“We did so much in five days, and the students worked really hard,” Chamberlain said of the trip’s success.
Before the trip, Chamberlain tried to prepare students with safety precautions and possible life-changing experiences since the group stayed with host families in Ciudad Romero and were immersed in the community’s way of living. Students ate with their host family, stayed in their beds (or hammocks), used outdoor latrines and took bucket showers from the well.
Chamberlain, who has been to El Salvador six times, four of which with students, said he always learns something when visiting the county and that this trip he was really impressed with how hard the host families worked.
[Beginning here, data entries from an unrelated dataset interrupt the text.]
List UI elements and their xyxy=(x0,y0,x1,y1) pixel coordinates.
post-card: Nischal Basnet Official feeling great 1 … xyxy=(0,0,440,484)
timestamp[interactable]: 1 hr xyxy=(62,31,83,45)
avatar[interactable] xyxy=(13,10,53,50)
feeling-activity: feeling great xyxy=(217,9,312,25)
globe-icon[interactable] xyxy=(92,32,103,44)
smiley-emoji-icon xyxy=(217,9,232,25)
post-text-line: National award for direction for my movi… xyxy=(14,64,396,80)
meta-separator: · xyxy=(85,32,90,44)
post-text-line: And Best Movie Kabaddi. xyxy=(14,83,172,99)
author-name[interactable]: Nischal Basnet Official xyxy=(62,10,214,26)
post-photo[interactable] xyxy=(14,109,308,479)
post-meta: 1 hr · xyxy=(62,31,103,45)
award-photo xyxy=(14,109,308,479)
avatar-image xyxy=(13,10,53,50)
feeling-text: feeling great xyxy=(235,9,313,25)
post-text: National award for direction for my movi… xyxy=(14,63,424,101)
“They had two stores out of their house, a bicycle repair shop and provided people with propane gas tanks,” he said.
Cody Rainwater, a freshman at OU, said the trip was an eye-opening culture experience.
“We have running water, refrigerated food, flushing toilets,” Rainwater said. “Really, it’s incredible all that we have here (U.S.).”
Besides reminding students all they have to be grateful for, El Salvador also made students consider whether more really is more. Alawwami, who has traveled all over the world, said the work he did in El Salvador was a positive reflection of the peoples’ attitudes.
“What I loved about the trip was the village’s lifestyle. It was so simple. Everyone had a positive attitude,” Alawwami said. “Our trip was very joyful.”